Poker Bankroll Management
Professional poker players can make a lot of money playing poker online. A typical NL100 ($0.5/$1) low stakes player can make upwards of $30,000 per year depending on how often he plays. Mid-stakes players can make much more than this, even up to $1 million per year. Leading professional poker players like Tom Dwan and Phil Ivey easily surpass these figures, and they are used to being involved in single hands worth more than $500,000 unbelievably.
Even though you can make money playing poker however, it is not without its risks. Playing optimal poker strategy with +EV is very profitable in the long run, but you still have to be aware of the risks from playing, after all poker is a game based around luck and which card turns over next.

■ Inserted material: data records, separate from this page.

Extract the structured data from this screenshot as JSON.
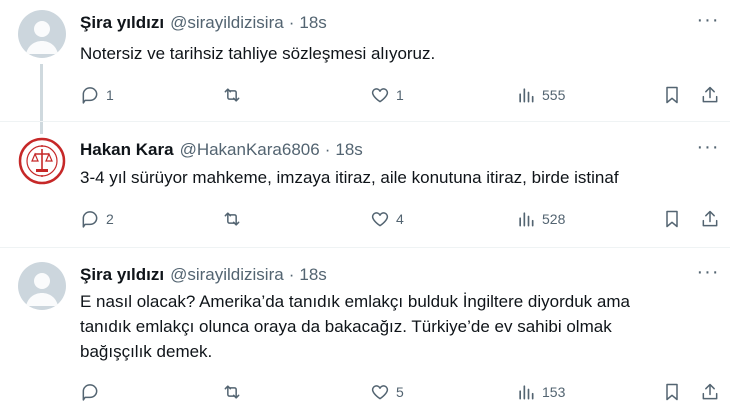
{
  "tweets": [
    {
      "name": "Şira yıldızı",
      "handle": "@sirayildizisira",
      "time": "18s",
      "text": "Notersiz ve tarihsiz tahliye sözleşmesi alıyoruz.",
      "replies": "1",
      "retweets": "",
      "likes": "1",
      "views": "555"
    },
    {
      "name": "Hakan Kara",
      "handle": "@HakanKara6806",
      "time": "18s",
      "text": "3-4 yıl sürüyor mahkeme, imzaya itiraz, aile konutuna itiraz, birde istinaf",
      "replies": "2",
      "retweets": "",
      "likes": "4",
      "views": "528"
    },
    {
      "name": "Şira yıldızı",
      "handle": "@sirayildizisira",
      "time": "18s",
      "text_lines": [
        "E nasıl olacak? Amerika’da tanıdık emlakçı bulduk İngiltere diyorduk ama",
        "tanıdık emlakçı olunca oraya da bakacağız. Türkiye’de ev sahibi olmak",
        "bağışçılık demek."
      ],
      "replies": "",
      "retweets": "",
      "likes": "5",
      "views": "153"
    }
  ],
  "separator": "·",
  "more_glyph": "···",
  "icons": [
    "reply-icon",
    "retweet-icon",
    "like-icon",
    "views-icon",
    "bookmark-icon",
    "share-icon"
  ],
  "colors": {
    "text": "#0f1419",
    "secondary": "#536471",
    "thread_line": "#cfd9de",
    "avatar_bg": "#ccd6dd"
  }
}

To prevent "luck" becoming an issue and risking your poker bankroll, every winning poker player will utilise something that is known as bankroll management. Bankroll management is a common term and strategic topic for sports betting, craps and other types of gambling too.
Poker bankroll management involves limiting the amount of your bankroll that you risk at any one time, in order to isolate yourself from the risks and bad beats of playing poker. Even when you make the correct "move" in poker, such as moving all-in with KK vs AJ, you are still susceptible to a string of bad beats. In situations like these where you are a 70% favourite to win the hand pre-flop, you will still be expected to lose once every three times. If you are unlucky, you might even lose 5 times in a row with a hand like this, hence you need to limit how much of your bankroll is exposed to these sort of risks.
When playing cash games, you should only be sitting at a table with a maximum of 5% of your roll at any one time. This means that if you have a total bankroll of $1,000 (the amount that you are prepared to lose and commit to the game) then you should only be playing with a maximum of $50 at each table. This allows you to lose a few buy-ins and get unlucky without going bankrupt or losing massive amounts of money. It is what you can afford to lose in the short-term without it ruining your finances.
Normally, when you sit down at a no limit holdem cash game, you should buy-in with 100xBBs. If the big blind is worth $2 than you should enter the game with $200. This size of stack allows you to play deep stack strategy and take a few hits and swings with hands that don't connect to the board. You're not going to win every hand or make top pair that you call the blinds with, so you have to allow for this sort of thing.
In MTTs, you need to be able to afford 100 buy-ins for a particular tournament. So, if you want to play a $5 buy-in MTT than you need to have at least $500 behind you. The figure is so big because MTTs are notoriously difficult to finish highly in and make money from - plus you only have one chip stack to lose since you cannot re-buy.